ボロボロでも古民家のように作り直して「少し役立てる」
―― 23年の福岡県議選に党公認で出馬した砂川絢音さんも除籍されました。どこの党でも高齢化は問題ですが、若い人が去ってしまうと、先細り感が強まりますね。
神谷: 私が見ていても、すごく優秀な活動家の人ばかりです。いろいろ人を組織する力や訴える力があり、真面目に勉強もする。本当に共産党にとって宝のような人たちだと思っていたのに、党幹部がそれを潰して回っている、というのが今起きている事態です。(党は)「どうして議席が減るんだろう」と言いますが、「あなたたちのせいですよ」としか言えません。
―― そんな共産党でも、復帰したい理由を改めてお聞かせください。例えば23年6月に除籍された南あわじ市議会議員の蛭子智彦氏は、復帰は「今の党なら、全然希望しないですね」と答え、今の共産党は「国民の利益と齟齬(そご)がある政党」とまで話しています。現時点での共産党の存在意義について、どのように考えますか。

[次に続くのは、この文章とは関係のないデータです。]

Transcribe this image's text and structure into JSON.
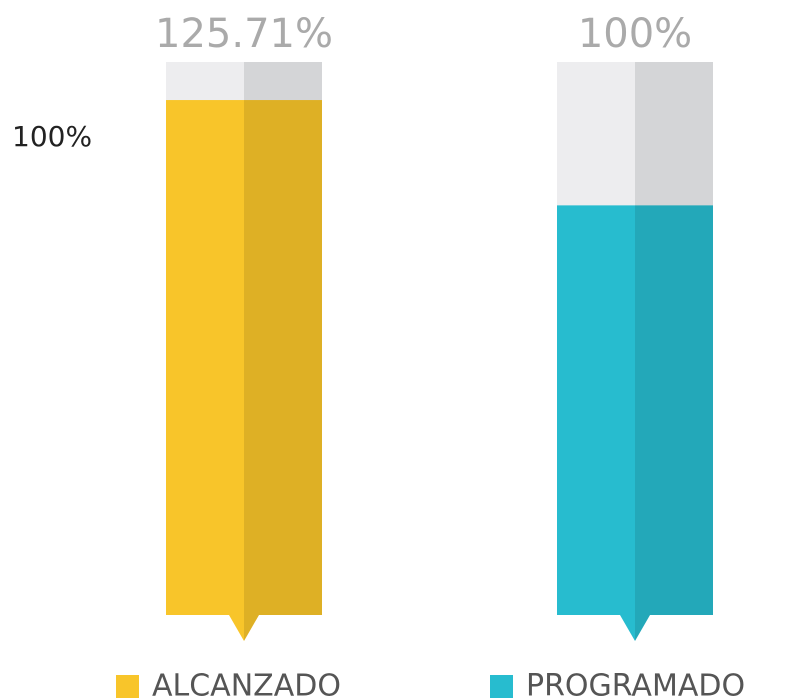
{
  "chart_data": {
    "type": "bar",
    "categories": [
      "ALCANZADO",
      "PROGRAMADO"
    ],
    "values": [
      125.71,
      100
    ],
    "value_labels": [
      "125.71%",
      "100%"
    ],
    "colors": [
      "#f8c52a",
      "#27bccf"
    ],
    "annotation": "100%",
    "ylim": [
      0,
      135
    ]
  }
}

神谷: よく「新党作らないの?」と言われることがありますが、共産党には一朝一夕にはできない役割があると思っています。3点あります。ひとつは、地域に根ざしたネットワークがあり、困った人の駆け込み寺になっているという点です。2つ目が、今回の赤旗のスクープのように、不正追及のための人的リソースがあるという点です。3つ目が、独自の政策集団を持っているので、不十分な点はあるかもしれませんが、官僚に頼らずに「こういう新しい道がある」と示せる点です。仮に私が新しい旗を立てたとしても、どれもすぐにはできません。もうボロボロではあるのですが、メンテナンスして、古民家のような感じで作り直して、もう少し役立てる方向にしたいと考えています。
共産党中央委員会広報部は、神谷氏による提訴を前に、
「神谷氏の訴状が届いているわけでもありません。したがってコメントは控えます」
とする談話を出している。
神谷貴行さん プロフィール
かみや・たかゆき 1970年愛知県生まれ。京都大学法学部卒。全学連委員長など歴任。88 年に日本共産党に入党。95 年より党職員。2006 年から福岡県委員会に勤務。党福岡市議団事務局長・県委員・県常任委員など歴任。18年に福岡市長選に立候補(無所属、共産推薦)。ペンネーム「紙屋高雪」(かみや・こうせつ)で「"町内会"は義務ですか?」(小学館新書)、「マンガの『超』リアリズム」(花伝社)、「不快な表現をやめさせたい!?」(かもがわ出版)など著書多数。「ご飯論法」の命名者として「2018 ユーキャン新語・流行語大賞トップ10」を上西充子氏と共同受賞。